Anne - C'est fou! On s'imaginerait dans un film de fiction. Tant de corridors, d'accès possible et tout est revêtu de blanc. Le plancher, les murs, le plafond. (touchais les murs) C'est sûr qu'on n'aura plus besoin de donner des coups de pinceaux. Vous ne m'avez toujours pas répondu à la question, Enirac.
Enirac - Vous parlez beaucoup trop. Veuillez reformuler la question.
Anne - Je... non, en fait... je pense que je n'ai plus de question.
Enirac - Par ici, je vous prie. (ouvrait grandes les portes) Bienvenue dans votre nouveau pavillon de ressource, Enna.
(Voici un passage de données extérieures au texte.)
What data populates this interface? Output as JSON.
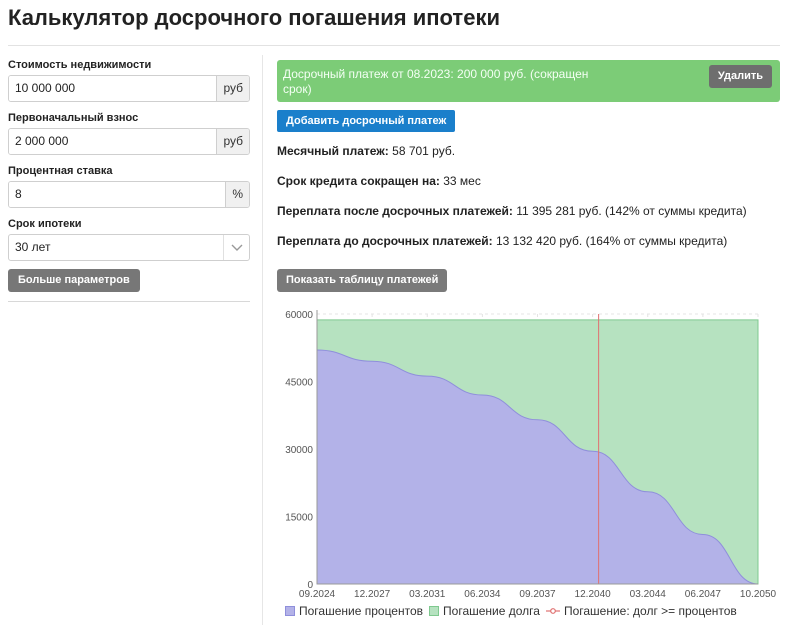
{
  "title": "Калькулятор досрочного погашения ипотеки",
  "form": {
    "price_label": "Стоимость недвижимости",
    "price_value": "10 000 000",
    "price_unit": "руб",
    "down_label": "Первоначальный взнос",
    "down_value": "2 000 000",
    "down_unit": "руб",
    "rate_label": "Процентная ставка",
    "rate_value": "8",
    "rate_unit": "%",
    "term_label": "Срок ипотеки",
    "term_value": "30 лет",
    "more_button": "Больше параметров"
  },
  "prepayment": {
    "text": "Досрочный платеж от 08.2023: 200 000 руб. (сокращен срок)",
    "delete_button": "Удалить"
  },
  "add_button": "Добавить досрочный платеж",
  "results": {
    "monthly_label": "Месячный платеж:",
    "monthly_value": " 58 701 руб.",
    "term_reduced_label": "Срок кредита сокращен на:",
    "term_reduced_value": " 33 мес",
    "overpay_after_label": "Переплата после досрочных платежей:",
    "overpay_after_value": " 11 395 281 руб. (142% от суммы кредита)",
    "overpay_before_label": "Переплата до досрочных платежей:",
    "overpay_before_value": " 13 132 420 руб. (164% от суммы кредита)"
  },
  "show_table_button": "Показать таблицу платежей",
  "colors": {
    "interest": "#b3b2e8",
    "interest_line": "#8f8fdb",
    "principal": "#b6e2c0",
    "principal_line": "#7fc98f",
    "marker": "#e07070"
  },
  "chart_data": {
    "type": "area",
    "x_ticks": [
      "09.2024",
      "12.2027",
      "03.2031",
      "06.2034",
      "09.2037",
      "12.2040",
      "03.2044",
      "06.2047",
      "10.2050"
    ],
    "y_ticks": [
      0,
      15000,
      30000,
      45000,
      60000
    ],
    "ylim": [
      0,
      60000
    ],
    "series": [
      {
        "name": "Погашение процентов",
        "values": [
          52000,
          49500,
          46200,
          42000,
          36500,
          29500,
          20500,
          11000,
          0
        ]
      },
      {
        "name": "Погашение долга",
        "values": [
          58701,
          58701,
          58701,
          58701,
          58701,
          58701,
          58701,
          58701,
          58701
        ]
      }
    ],
    "marker_label": "Погашение: долг >= процентов",
    "marker_x": "12.2040",
    "legend_position": "bottom"
  }
}
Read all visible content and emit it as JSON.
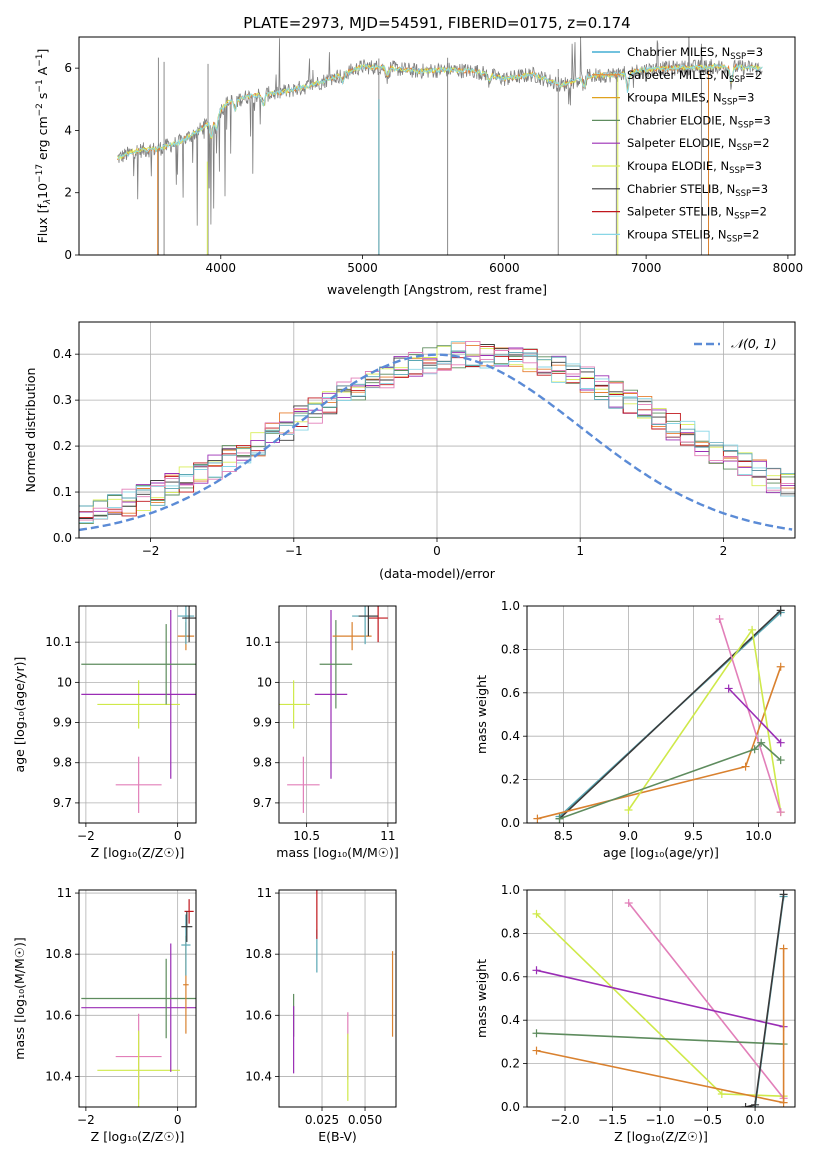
{
  "figure_title": "PLATE=2973, MJD=54591, FIBERID=0175, z=0.174",
  "colors": {
    "Chabrier MILES": "#1f9ec9",
    "Salpeter MILES": "#e77f31",
    "Kroupa MILES": "#e0a21e",
    "Chabrier ELODIE": "#5e8c5e",
    "Salpeter ELODIE": "#9b2fb5",
    "Kroupa ELODIE": "#d9ee5a",
    "Chabrier STELIB": "#3a3a3a",
    "Salpeter STELIB": "#c0171c",
    "Kroupa STELIB": "#88d6e6",
    "data": "#7f7f7f",
    "gaussian": "#5b8bd6",
    "pink": "#e27fb9",
    "lime": "#cfe94a",
    "purple": "#9a2db5",
    "green": "#5e8c5e",
    "orange": "#d9812f",
    "teal": "#59a7b4"
  },
  "chart_data": [
    {
      "id": "spectrum",
      "type": "line",
      "title": "PLATE=2973, MJD=54591, FIBERID=0175, z=0.174",
      "xlabel": "wavelength [Angstrom, rest frame]",
      "ylabel_parts": [
        "Flux [f",
        "λ",
        "10",
        "−17",
        " erg cm",
        "−2",
        " s",
        "−1",
        " A",
        "−1",
        "]"
      ],
      "xlim": [
        3000,
        8050
      ],
      "ylim": [
        0,
        7
      ],
      "xticks": [
        4000,
        5000,
        6000,
        7000,
        8000
      ],
      "yticks": [
        0,
        2,
        4,
        6
      ],
      "legend_position": "upper-right",
      "legend": [
        {
          "name": "Chabrier MILES",
          "nssp": "3"
        },
        {
          "name": "Salpeter MILES",
          "nssp": "2"
        },
        {
          "name": "Kroupa MILES",
          "nssp": "3"
        },
        {
          "name": "Chabrier ELODIE",
          "nssp": "3"
        },
        {
          "name": "Salpeter ELODIE",
          "nssp": "2"
        },
        {
          "name": "Kroupa ELODIE",
          "nssp": "3"
        },
        {
          "name": "Chabrier STELIB",
          "nssp": "3"
        },
        {
          "name": "Salpeter STELIB",
          "nssp": "2"
        },
        {
          "name": "Kroupa STELIB",
          "nssp": "2"
        }
      ],
      "nssp_label": "N",
      "nssp_sub": "SSP",
      "continuum": [
        [
          3270,
          3.1
        ],
        [
          3400,
          3.35
        ],
        [
          3550,
          3.4
        ],
        [
          3700,
          3.6
        ],
        [
          3850,
          4.0
        ],
        [
          3950,
          4.4
        ],
        [
          4050,
          4.9
        ],
        [
          4200,
          5.1
        ],
        [
          4400,
          5.2
        ],
        [
          4600,
          5.4
        ],
        [
          4800,
          5.7
        ],
        [
          5000,
          6.05
        ],
        [
          5200,
          6.0
        ],
        [
          5400,
          5.9
        ],
        [
          5600,
          5.95
        ],
        [
          5800,
          5.9
        ],
        [
          6000,
          5.65
        ],
        [
          6200,
          5.8
        ],
        [
          6400,
          5.45
        ],
        [
          6600,
          5.75
        ],
        [
          6800,
          5.8
        ],
        [
          7000,
          5.95
        ],
        [
          7200,
          6.0
        ],
        [
          7500,
          6.05
        ],
        [
          7800,
          6.0
        ]
      ]
    },
    {
      "id": "residuals",
      "type": "histogram",
      "xlabel": "(data-model)/error",
      "ylabel": "Normed distribution",
      "xlim": [
        -2.5,
        2.5
      ],
      "ylim": [
        0,
        0.47
      ],
      "xticks": [
        -2,
        -1,
        0,
        1,
        2
      ],
      "yticks": [
        0.0,
        0.1,
        0.2,
        0.3,
        0.4
      ],
      "legend": "𝒩(0, 1)",
      "legend_position": "upper-right",
      "grid": true,
      "bin_width": 0.1
    },
    {
      "id": "age-vs-Z",
      "type": "errorbar",
      "xlabel": "Z [log₁₀(Z/Z☉)]",
      "ylabel": "age  [log₁₀(age/yr)]",
      "xlim": [
        -2.15,
        0.4
      ],
      "ylim": [
        9.65,
        10.19
      ],
      "xticks": [
        -2,
        0
      ],
      "yticks": [
        9.7,
        9.8,
        9.9,
        10.0,
        10.1
      ],
      "grid": true,
      "points": [
        {
          "series": "pink",
          "x": -0.85,
          "y": 9.745,
          "xerr": 0.5,
          "yerr": 0.07
        },
        {
          "series": "lime",
          "x": -0.85,
          "y": 9.945,
          "xerr": 0.9,
          "yerr": 0.06
        },
        {
          "series": "purple",
          "x": -0.15,
          "y": 9.97,
          "xerr": 1.95,
          "yerr": 0.21
        },
        {
          "series": "green",
          "x": -0.25,
          "y": 10.045,
          "xerr": 1.85,
          "yerr": 0.1
        },
        {
          "series": "orange",
          "x": 0.18,
          "y": 10.115,
          "xerr": 0.18,
          "yerr": 0.035
        },
        {
          "series": "teal",
          "x": 0.18,
          "y": 10.165,
          "xerr": 0.18,
          "yerr": 0.07
        },
        {
          "series": "Chabrier STELIB",
          "x": 0.25,
          "y": 10.16,
          "xerr": 0.15,
          "yerr": 0.06
        }
      ]
    },
    {
      "id": "age-vs-mass",
      "type": "errorbar",
      "xlabel": "mass [log₁₀(M/M☉)]",
      "xlim": [
        10.33,
        11.05
      ],
      "ylim": [
        9.65,
        10.19
      ],
      "xticks": [
        10.5,
        11.0
      ],
      "yticks": [
        9.7,
        9.8,
        9.9,
        10.0,
        10.1
      ],
      "grid": true,
      "points": [
        {
          "series": "pink",
          "x": 10.48,
          "y": 9.745,
          "xerr": 0.1,
          "yerr": 0.07
        },
        {
          "series": "lime",
          "x": 10.42,
          "y": 9.945,
          "xerr": 0.1,
          "yerr": 0.06
        },
        {
          "series": "purple",
          "x": 10.65,
          "y": 9.97,
          "xerr": 0.1,
          "yerr": 0.21
        },
        {
          "series": "green",
          "x": 10.68,
          "y": 10.045,
          "xerr": 0.1,
          "yerr": 0.11
        },
        {
          "series": "orange",
          "x": 10.78,
          "y": 10.115,
          "xerr": 0.12,
          "yerr": 0.035
        },
        {
          "series": "teal",
          "x": 10.86,
          "y": 10.165,
          "xerr": 0.08,
          "yerr": 0.07
        },
        {
          "series": "Salpeter STELIB",
          "x": 10.94,
          "y": 10.16,
          "xerr": 0.06,
          "yerr": 0.06
        },
        {
          "series": "Chabrier STELIB",
          "x": 10.88,
          "y": 10.165,
          "xerr": 0.06,
          "yerr": 0.05
        }
      ]
    },
    {
      "id": "weight-vs-age",
      "type": "line",
      "xlabel": "age  [log₁₀(age/yr)]",
      "ylabel": "mass weight",
      "xlim": [
        8.22,
        10.28
      ],
      "ylim": [
        0,
        1.0
      ],
      "xticks": [
        8.5,
        9.0,
        9.5,
        10.0
      ],
      "yticks": [
        0.0,
        0.2,
        0.4,
        0.6,
        0.8,
        1.0
      ],
      "grid": true,
      "series": [
        {
          "name": "teal",
          "x": [
            8.47,
            10.17
          ],
          "y": [
            0.03,
            0.97
          ]
        },
        {
          "name": "Chabrier STELIB",
          "x": [
            8.47,
            10.17
          ],
          "y": [
            0.02,
            0.98
          ]
        },
        {
          "name": "orange",
          "x": [
            8.3,
            9.9,
            10.17
          ],
          "y": [
            0.02,
            0.26,
            0.72
          ]
        },
        {
          "name": "lime",
          "x": [
            9.0,
            9.95,
            10.17
          ],
          "y": [
            0.06,
            0.89,
            0.05
          ]
        },
        {
          "name": "pink",
          "x": [
            9.7,
            10.17
          ],
          "y": [
            0.94,
            0.05
          ]
        },
        {
          "name": "purple",
          "x": [
            9.77,
            10.17
          ],
          "y": [
            0.62,
            0.37
          ]
        },
        {
          "name": "green",
          "x": [
            8.47,
            9.97,
            10.02,
            10.17
          ],
          "y": [
            0.02,
            0.34,
            0.37,
            0.29
          ]
        }
      ]
    },
    {
      "id": "mass-vs-Z",
      "type": "errorbar",
      "xlabel": "Z [log₁₀(Z/Z☉)]",
      "ylabel": "mass [log₁₀(M/M☉)]",
      "xlim": [
        -2.15,
        0.4
      ],
      "ylim": [
        10.3,
        11.01
      ],
      "xticks": [
        -2,
        0
      ],
      "yticks": [
        10.4,
        10.6,
        10.8,
        11.0
      ],
      "grid": true,
      "points": [
        {
          "series": "pink",
          "x": -0.85,
          "y": 10.465,
          "xerr": 0.5,
          "yerr": 0.14
        },
        {
          "series": "lime",
          "x": -0.85,
          "y": 10.42,
          "xerr": 0.9,
          "yerr": 0.13
        },
        {
          "series": "purple",
          "x": -0.15,
          "y": 10.625,
          "xerr": 1.95,
          "yerr": 0.21
        },
        {
          "series": "green",
          "x": -0.25,
          "y": 10.655,
          "xerr": 1.85,
          "yerr": 0.13
        },
        {
          "series": "orange",
          "x": 0.18,
          "y": 10.7,
          "xerr": 0.06,
          "yerr": 0.16
        },
        {
          "series": "teal",
          "x": 0.18,
          "y": 10.83,
          "xerr": 0.1,
          "yerr": 0.1
        },
        {
          "series": "Salpeter STELIB",
          "x": 0.25,
          "y": 10.94,
          "xerr": 0.1,
          "yerr": 0.04
        },
        {
          "series": "Chabrier STELIB",
          "x": 0.2,
          "y": 10.89,
          "xerr": 0.12,
          "yerr": 0.05
        }
      ]
    },
    {
      "id": "mass-vs-ebv",
      "type": "errorbar",
      "xlabel": "E(B-V)",
      "xlim": [
        0.0,
        0.068
      ],
      "ylim": [
        10.3,
        11.01
      ],
      "xticks": [
        0.025,
        0.05
      ],
      "xticklabels": [
        "0.025",
        "0.050"
      ],
      "yticks": [
        10.4,
        10.6,
        10.8,
        11.0
      ],
      "grid": true,
      "points": [
        {
          "series": "green",
          "x": 0.0085,
          "y": 10.6,
          "yerr": 0.07
        },
        {
          "series": "purple",
          "x": 0.0085,
          "y": 10.52,
          "yerr": 0.11
        },
        {
          "series": "teal",
          "x": 0.022,
          "y": 10.81,
          "yerr": 0.07
        },
        {
          "series": "Salpeter STELIB",
          "x": 0.022,
          "y": 10.93,
          "yerr": 0.08
        },
        {
          "series": "pink",
          "x": 0.04,
          "y": 10.5,
          "yerr": 0.11
        },
        {
          "series": "lime",
          "x": 0.04,
          "y": 10.43,
          "yerr": 0.11
        },
        {
          "series": "orange",
          "x": 0.066,
          "y": 10.67,
          "yerr": 0.14
        }
      ]
    },
    {
      "id": "weight-vs-Z",
      "type": "line",
      "xlabel": "Z [log₁₀(Z/Z☉)]",
      "ylabel": "mass weight",
      "xlim": [
        -2.4,
        0.42
      ],
      "ylim": [
        0,
        1.0
      ],
      "xticks": [
        -2.0,
        -1.5,
        -1.0,
        -0.5,
        0.0
      ],
      "yticks": [
        0.0,
        0.2,
        0.4,
        0.6,
        0.8,
        1.0
      ],
      "grid": true,
      "series": [
        {
          "name": "lime",
          "x": [
            -2.3,
            -0.35,
            0.3
          ],
          "y": [
            0.89,
            0.06,
            0.05
          ]
        },
        {
          "name": "pink",
          "x": [
            -1.33,
            0.3
          ],
          "y": [
            0.94,
            0.04
          ]
        },
        {
          "name": "purple",
          "x": [
            -2.3,
            0.3
          ],
          "y": [
            0.63,
            0.37
          ]
        },
        {
          "name": "green",
          "x": [
            -2.3,
            0.3
          ],
          "y": [
            0.34,
            0.29
          ]
        },
        {
          "name": "orange",
          "x": [
            -2.3,
            0.3,
            0.3
          ],
          "y": [
            0.26,
            0.02,
            0.73
          ]
        },
        {
          "name": "teal",
          "x": [
            0.0,
            0.3
          ],
          "y": [
            0.0,
            0.97
          ]
        },
        {
          "name": "Chabrier STELIB",
          "x": [
            -0.1,
            0.0,
            0.3
          ],
          "y": [
            0.0,
            0.01,
            0.98
          ]
        }
      ]
    }
  ]
}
Anne - (Écarquillais les yeux) Oh merde! C'est de toute beauté!
Enirac - Allez, vous pouvez entrer, visiter, prendre votre temps. Je vous reviens dans 300 secondes. (refermait les grandes portes)
Anne - C'est ça... et moi, je vous dis, au revoir. (fermais les yeux) Je rêve, je rêve, je rêve. Je dois me réveiller et vite!